I then decided to read more about it at some of the Mac News sites. I must admit that I was suprised to hear something like this, but I laughed so hard I almost fell out of my chair when I read this over at As the Apple Turns:
And when we say “stunned the world,” believe it: faithful viewer Mike referred us to a New York Times article which describes Microsoft as the proverbial deer in the headlights yesterday: “Thursday the company appeared unprepared for the Apple-Hewlett agreement, which clearly stung Microsoft executives.”
How unprepared, you ask? So unprepared that the company actually said the deal would “limit choice and harm consumers” because it didn’t have time to realize just how butt-stupid that sounds coming from freakin’ Microsoft. (“Justice Department? What Justice Department?”)

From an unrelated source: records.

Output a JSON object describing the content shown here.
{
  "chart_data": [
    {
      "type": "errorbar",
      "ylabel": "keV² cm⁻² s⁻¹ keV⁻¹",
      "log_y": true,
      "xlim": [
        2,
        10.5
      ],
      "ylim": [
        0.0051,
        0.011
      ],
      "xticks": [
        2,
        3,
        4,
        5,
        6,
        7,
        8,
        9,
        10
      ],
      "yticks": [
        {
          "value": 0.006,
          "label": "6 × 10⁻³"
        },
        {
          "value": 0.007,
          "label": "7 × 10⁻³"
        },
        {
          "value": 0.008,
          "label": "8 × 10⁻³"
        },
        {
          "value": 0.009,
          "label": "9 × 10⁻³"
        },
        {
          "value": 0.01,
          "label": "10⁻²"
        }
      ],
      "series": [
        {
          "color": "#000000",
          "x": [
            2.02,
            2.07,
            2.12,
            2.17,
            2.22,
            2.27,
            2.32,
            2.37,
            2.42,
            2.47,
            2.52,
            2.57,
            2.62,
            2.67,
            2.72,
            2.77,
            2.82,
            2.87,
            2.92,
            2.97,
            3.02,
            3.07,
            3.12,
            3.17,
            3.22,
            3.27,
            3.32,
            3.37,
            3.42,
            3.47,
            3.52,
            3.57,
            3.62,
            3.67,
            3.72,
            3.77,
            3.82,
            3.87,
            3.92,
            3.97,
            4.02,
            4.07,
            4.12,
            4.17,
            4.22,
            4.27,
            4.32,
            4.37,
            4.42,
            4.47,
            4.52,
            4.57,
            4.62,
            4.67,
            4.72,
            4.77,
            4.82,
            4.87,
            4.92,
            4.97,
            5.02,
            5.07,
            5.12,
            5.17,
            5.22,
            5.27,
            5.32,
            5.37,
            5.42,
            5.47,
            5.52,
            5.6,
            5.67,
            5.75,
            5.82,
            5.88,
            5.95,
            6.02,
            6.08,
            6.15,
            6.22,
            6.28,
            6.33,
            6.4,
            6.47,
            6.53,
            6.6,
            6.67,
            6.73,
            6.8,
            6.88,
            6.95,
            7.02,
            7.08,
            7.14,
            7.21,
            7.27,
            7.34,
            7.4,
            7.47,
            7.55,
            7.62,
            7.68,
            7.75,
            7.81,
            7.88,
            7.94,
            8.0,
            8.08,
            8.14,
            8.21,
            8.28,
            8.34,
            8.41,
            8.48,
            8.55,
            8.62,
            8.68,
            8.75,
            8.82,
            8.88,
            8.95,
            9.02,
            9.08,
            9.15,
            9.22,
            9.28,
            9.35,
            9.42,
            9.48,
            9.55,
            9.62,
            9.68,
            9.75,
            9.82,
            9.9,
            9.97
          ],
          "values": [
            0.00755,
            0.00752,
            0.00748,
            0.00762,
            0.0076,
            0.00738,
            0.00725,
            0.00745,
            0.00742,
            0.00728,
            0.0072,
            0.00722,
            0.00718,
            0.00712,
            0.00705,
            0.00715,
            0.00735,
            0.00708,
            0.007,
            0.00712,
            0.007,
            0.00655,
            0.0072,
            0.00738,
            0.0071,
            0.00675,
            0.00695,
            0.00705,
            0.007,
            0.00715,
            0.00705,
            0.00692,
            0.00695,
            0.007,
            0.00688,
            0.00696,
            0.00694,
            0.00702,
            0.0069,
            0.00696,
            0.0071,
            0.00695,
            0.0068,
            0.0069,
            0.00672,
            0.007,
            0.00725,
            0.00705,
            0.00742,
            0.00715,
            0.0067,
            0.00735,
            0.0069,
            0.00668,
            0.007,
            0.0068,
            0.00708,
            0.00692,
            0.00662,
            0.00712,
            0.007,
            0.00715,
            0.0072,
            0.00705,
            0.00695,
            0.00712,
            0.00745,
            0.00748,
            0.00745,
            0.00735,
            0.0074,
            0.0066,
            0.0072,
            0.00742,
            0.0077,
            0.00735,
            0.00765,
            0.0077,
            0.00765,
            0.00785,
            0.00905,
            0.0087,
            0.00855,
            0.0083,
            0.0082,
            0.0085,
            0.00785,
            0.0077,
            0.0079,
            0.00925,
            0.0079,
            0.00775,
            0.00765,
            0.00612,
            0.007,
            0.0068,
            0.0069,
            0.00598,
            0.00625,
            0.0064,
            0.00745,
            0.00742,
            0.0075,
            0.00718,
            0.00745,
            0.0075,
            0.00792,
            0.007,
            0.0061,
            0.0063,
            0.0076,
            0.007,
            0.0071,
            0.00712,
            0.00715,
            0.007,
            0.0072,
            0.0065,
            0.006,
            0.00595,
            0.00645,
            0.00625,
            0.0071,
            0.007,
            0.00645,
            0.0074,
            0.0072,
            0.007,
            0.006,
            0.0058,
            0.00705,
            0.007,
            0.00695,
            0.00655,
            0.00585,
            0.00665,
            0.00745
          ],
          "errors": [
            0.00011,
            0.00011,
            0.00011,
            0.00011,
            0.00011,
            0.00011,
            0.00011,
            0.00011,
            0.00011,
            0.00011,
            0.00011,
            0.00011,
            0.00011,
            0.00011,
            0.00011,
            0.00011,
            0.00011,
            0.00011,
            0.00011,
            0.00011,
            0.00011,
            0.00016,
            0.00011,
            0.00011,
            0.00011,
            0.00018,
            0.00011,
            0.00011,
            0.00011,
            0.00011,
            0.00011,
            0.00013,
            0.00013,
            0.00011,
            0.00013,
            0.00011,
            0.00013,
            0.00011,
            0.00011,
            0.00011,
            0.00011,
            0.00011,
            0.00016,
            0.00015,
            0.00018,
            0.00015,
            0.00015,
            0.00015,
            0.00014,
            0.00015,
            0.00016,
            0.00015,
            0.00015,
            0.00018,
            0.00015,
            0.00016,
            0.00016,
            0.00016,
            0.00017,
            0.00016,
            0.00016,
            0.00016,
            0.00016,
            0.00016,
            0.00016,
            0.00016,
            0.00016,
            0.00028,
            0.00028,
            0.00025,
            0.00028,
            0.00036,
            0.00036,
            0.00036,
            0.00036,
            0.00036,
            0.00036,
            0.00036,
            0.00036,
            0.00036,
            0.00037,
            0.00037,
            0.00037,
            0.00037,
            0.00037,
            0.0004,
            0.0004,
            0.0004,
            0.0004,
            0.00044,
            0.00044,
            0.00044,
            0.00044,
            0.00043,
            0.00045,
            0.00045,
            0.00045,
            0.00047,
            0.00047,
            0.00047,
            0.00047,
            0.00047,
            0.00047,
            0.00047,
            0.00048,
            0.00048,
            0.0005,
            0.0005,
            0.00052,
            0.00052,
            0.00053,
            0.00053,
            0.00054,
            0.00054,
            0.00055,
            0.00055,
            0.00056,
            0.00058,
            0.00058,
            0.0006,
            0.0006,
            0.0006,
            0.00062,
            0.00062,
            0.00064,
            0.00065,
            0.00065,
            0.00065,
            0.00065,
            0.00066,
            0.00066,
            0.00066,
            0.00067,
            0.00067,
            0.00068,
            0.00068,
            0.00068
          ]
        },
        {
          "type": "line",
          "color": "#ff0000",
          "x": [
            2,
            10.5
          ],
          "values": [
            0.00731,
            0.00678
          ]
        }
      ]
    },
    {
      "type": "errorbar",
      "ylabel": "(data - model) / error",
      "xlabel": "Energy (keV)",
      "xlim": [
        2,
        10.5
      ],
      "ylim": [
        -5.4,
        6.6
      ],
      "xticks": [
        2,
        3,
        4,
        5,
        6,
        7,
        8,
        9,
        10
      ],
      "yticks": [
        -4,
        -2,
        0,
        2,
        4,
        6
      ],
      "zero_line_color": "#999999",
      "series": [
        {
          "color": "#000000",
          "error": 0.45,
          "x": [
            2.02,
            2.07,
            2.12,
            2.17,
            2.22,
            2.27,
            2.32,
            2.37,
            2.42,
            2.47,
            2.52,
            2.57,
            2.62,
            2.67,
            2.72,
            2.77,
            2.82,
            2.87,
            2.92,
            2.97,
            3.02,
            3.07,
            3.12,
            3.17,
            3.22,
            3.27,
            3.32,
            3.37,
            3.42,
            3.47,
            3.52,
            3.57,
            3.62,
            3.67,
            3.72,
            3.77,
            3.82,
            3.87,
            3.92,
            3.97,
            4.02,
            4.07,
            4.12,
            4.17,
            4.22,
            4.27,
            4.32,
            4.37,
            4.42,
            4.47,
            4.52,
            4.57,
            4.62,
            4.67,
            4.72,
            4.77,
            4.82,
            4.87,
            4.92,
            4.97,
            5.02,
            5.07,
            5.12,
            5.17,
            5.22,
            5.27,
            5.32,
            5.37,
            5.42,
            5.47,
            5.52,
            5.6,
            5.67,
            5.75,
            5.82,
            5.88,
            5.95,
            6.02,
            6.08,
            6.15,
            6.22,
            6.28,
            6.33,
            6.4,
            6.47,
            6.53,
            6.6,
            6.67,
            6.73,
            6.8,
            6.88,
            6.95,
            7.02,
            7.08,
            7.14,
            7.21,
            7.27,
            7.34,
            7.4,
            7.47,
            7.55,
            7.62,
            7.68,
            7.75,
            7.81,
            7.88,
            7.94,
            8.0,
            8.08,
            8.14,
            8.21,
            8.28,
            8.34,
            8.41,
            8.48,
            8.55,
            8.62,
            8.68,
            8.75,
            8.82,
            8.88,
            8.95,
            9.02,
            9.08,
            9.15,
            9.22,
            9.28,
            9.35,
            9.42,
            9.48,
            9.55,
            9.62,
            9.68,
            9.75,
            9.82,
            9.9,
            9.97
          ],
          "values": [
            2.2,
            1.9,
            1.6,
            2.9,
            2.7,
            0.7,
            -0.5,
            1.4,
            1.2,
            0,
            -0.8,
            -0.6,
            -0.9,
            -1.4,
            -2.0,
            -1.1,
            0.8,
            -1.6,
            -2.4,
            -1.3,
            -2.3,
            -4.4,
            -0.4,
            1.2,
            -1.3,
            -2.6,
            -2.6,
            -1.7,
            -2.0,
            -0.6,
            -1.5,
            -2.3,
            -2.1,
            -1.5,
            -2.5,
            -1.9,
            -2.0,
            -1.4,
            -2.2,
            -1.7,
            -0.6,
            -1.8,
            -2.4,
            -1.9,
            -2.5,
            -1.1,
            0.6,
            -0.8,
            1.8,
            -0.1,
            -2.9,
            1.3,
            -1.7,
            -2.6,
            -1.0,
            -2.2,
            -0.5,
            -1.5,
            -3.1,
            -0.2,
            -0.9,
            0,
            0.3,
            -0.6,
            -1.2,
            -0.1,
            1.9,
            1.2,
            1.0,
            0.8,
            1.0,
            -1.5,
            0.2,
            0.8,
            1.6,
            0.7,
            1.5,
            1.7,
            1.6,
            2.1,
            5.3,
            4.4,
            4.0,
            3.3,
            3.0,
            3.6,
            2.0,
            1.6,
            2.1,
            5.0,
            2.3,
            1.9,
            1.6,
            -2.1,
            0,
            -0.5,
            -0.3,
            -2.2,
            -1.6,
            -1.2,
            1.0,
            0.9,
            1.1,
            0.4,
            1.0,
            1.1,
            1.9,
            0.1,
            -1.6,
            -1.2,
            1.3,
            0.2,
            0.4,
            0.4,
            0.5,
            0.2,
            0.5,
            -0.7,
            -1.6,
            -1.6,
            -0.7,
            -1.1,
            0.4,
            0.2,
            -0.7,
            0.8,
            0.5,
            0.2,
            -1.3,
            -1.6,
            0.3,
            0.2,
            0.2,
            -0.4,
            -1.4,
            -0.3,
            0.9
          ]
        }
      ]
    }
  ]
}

Carly (HP’s CEO): Yeah, we thought so. Also, we don’t want them to be white.
Steve Jobs: No white?
Carly: Right. In order to match our other products, we need them to be HP Blue.
[She hands him a color swatch which matches the prototype shown at MacMinute as pointed out by faithful viewer The Professor.]
Steve: I once saw a dead body this color.
Carly: Hey, who hasn’t? That’s why it tests so well among our target market. Lastly, we want to take the Apple logo off the back and replace it with the HP logo, just so any customers not tipped off by the delicate corpse-like hue and the catchy name will be sure to understand that this is an HP product, even though all we’re doing is changing the name and the color of the plastic.